La guerre en Ukraine va-t-elle une second fois relancer la campagne électorale d’Emmanuel Macron ? C’est jouable, même en dernière minute, considérant la brièveté des délais de décision des électeurs. Mais quel dédain de la vie démocratique…
C’est donc en train spécial que le président de la République est arrivé ce matin à Kiev, capitale de l’Ukraine, avec ses homologues allemand et italien, pour apporter le soutien de l’Europe à l’Ukraine, à son président Volodymyr Zelensky, et à son peuple. Une façon pour Emmanuel Macron de retrouver la posture du chef de guerre qui l’avait fait décoller dans les sondages fin février lors du premier tour de l’élection présidentielle. Un choix de calendrier qui n’a rien d’anodin, une façon de provoquer un sursaut de dernière minute à quelques jours du second tour des élections législatives dans son électorat, déçu ou endormi ? Tous derrière le chef, la patrie en danger !
Il était temps qu’Emmanuel Macron sorte l’artillerie lourde ! Car depuis deux mois, depuis qu’il a été réélu président de la République, Emmanuel Macron est étrangement effacé. C’est à se demander s’il ne le fait pas exprès, si une partie de lui-même ne voudrait pas cohabiter pour laisser à ses opposants la gestion impossible du pays, et que lui, comme un monarque, se contenterait et se complairait dans un tourisme diplomatique pour grands de ce monde, mâtiné de quelques envolées littéraires épisodiques consenties à ses sujets, comme le 14 juillet ou le 31 décembre. Tourisme diplomatique ? En train pour commencer !

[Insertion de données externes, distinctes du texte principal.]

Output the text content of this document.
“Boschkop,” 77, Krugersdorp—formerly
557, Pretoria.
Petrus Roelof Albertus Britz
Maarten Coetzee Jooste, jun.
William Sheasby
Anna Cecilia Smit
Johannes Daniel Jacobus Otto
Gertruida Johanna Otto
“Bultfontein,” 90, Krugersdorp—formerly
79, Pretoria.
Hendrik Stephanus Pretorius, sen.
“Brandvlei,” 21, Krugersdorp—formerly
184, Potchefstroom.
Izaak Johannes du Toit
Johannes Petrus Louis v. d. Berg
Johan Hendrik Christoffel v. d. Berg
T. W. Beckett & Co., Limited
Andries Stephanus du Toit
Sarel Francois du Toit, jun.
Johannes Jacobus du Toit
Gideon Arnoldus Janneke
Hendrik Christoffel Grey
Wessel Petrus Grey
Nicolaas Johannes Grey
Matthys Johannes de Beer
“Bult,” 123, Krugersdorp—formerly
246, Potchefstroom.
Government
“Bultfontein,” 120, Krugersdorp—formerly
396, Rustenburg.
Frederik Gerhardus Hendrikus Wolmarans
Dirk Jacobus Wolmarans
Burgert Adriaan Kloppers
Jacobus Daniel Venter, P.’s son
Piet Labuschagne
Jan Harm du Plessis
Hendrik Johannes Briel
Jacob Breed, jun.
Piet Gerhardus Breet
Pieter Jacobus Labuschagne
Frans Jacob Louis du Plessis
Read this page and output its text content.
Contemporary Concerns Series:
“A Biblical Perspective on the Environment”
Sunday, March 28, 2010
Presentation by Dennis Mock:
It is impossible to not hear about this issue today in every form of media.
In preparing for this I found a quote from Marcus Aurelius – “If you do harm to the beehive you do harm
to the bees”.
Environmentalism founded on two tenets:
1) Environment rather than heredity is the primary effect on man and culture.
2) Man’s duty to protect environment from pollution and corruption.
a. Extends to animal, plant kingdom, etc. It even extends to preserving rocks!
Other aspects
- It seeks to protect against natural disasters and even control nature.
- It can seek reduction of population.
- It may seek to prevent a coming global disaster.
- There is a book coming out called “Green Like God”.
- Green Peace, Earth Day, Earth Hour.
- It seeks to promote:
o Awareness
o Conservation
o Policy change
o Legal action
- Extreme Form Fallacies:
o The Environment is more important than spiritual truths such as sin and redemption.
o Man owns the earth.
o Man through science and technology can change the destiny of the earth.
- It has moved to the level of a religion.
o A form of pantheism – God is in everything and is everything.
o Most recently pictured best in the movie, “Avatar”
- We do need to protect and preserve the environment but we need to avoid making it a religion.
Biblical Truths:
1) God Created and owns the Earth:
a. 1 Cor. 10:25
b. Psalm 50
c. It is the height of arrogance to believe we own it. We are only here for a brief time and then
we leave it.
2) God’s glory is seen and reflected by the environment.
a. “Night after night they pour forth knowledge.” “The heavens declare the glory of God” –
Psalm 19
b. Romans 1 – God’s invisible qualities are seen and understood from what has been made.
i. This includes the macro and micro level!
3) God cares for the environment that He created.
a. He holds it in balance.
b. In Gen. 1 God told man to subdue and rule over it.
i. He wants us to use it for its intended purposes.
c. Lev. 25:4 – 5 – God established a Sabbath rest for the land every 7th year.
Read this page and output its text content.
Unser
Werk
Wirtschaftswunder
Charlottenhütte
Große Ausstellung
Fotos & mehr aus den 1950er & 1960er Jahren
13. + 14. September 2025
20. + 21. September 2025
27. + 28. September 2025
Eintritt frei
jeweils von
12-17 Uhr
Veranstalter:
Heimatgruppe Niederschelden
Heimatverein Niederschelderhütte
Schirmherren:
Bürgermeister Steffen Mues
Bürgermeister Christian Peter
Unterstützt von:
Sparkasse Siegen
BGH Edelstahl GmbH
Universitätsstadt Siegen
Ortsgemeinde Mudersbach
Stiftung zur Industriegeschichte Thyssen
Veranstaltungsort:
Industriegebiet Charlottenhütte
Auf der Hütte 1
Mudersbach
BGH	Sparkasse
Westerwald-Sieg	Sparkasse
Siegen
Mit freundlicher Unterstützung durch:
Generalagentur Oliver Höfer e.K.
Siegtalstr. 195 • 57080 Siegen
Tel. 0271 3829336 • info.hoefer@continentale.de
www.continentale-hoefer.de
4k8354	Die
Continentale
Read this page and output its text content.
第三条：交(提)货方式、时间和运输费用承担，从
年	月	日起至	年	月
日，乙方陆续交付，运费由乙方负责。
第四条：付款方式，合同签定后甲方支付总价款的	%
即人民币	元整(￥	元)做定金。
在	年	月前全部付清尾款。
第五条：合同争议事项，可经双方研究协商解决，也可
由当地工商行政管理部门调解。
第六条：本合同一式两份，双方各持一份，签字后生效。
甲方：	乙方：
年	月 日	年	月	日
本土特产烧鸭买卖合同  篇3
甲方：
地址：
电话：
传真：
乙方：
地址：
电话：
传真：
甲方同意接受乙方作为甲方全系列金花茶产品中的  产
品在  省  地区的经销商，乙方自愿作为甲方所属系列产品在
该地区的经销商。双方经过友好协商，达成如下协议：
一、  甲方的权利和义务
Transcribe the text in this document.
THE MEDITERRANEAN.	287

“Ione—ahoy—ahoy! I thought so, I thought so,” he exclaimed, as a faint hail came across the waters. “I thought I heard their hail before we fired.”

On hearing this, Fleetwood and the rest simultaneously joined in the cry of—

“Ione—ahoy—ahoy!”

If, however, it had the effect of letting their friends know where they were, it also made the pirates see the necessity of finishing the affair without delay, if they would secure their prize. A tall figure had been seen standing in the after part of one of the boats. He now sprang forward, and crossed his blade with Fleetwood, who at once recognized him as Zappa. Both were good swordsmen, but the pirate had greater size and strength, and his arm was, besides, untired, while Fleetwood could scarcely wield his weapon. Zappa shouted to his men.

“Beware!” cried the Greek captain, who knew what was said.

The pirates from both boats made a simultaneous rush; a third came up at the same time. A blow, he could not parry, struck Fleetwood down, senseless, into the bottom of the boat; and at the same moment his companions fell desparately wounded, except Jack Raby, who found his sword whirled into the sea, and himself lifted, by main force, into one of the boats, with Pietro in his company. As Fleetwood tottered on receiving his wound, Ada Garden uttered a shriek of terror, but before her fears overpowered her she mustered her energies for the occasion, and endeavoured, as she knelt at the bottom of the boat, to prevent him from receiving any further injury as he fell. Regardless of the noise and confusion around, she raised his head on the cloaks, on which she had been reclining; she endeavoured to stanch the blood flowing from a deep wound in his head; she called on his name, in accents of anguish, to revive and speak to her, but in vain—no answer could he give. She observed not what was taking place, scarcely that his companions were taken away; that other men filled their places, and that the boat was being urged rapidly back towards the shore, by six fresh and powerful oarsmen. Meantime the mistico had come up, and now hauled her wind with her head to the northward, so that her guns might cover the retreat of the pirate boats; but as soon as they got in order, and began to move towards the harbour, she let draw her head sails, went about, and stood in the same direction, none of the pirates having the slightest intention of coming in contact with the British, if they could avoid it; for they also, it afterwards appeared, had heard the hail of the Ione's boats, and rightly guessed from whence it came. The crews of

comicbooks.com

Avant-hier, le chef de l’État avait assuré le service minimum de la campagne électorale en 6 minutes (un record de concision pour Emmanuel Macron) de déclaration solennelle sur le tarmac d’Orly. Comme par une forme d’onction présidentielle, la voix de Dieu Jupiter a voulu convaincre les abstentionnistes et les républicains de faire barrage à la Nupes et au Rassemblement National dans les urnes dimanche prochain. Le sursaut républicain, c’est voter Ensemble ! Bref la République, c’est moi ! Du Mélenchon dans un bas de laine !
Sera-ce suffisant pour suppléer aux carences d’une Première Ministre dont les compétences cachent mal l’absence de punch politique pour diriger la majorité présidentielle.
Quelle cohabitation ?
Emmanuel Macron se préparerait-il déjà à vivre en cohabitation ? Oui, mais laquelle ? La mineure ou la majeure ? La mineure est plus probable : assurément, contrairement au premier quinquennat, Renaissance (ex-LREM) aura besoin du Modem, d’Agir et surtout d’Horizons pour disposer d’une majorité absolue au Palais Bourbon. Edouard Philippe pourra monnayer à dessein sa loyauté sans faille et se préparer à succéder à Emmanuel Macron à la tête de la macronie d’ici 2027. Les ministres issus de ces partis hier satellites seront certainement mieux représentés dans le gouvernement Borne II (s’(il y en a un). Cette cohabitation interne à la macronie suffira-t-elle à voter les lois ? Rien n’est moins sûr : une majorité relative nécessitera de tendre la main à LR, en quête de survie nationale, sur des projets de loi ponctuels.
Mais une cohabitation majeure menace aussi le pouvoir : la Nupes peut gagner dimanche ! Les sondages, dont les projections en sièges des résultats du premier tour, ont été bien présomptueux dès dimanche dernier, peuvent être démentis et ce ne serait pas la première fois. La dynamique créée par l’union des gauches, les ratés multiples de l’exécutif depuis deux mois, la tentation de l’abstention de nombreux démocrates déçus, notamment des électeurs de droite, la crise économique qui commence à frapper fort et pousse de nombreux Français à céder à la tentation du marché de Nupes que leur propose Mélenchon, tous ces éléments peuvent concourir à créer un séisme politique le 16 juin.
Quoi qu’il arrive, le Palais Bourbon sera pendant cinq ans un chaudron ardent. La chienlit à la tête d’un Etat et d’un régime au bord de l’implosion.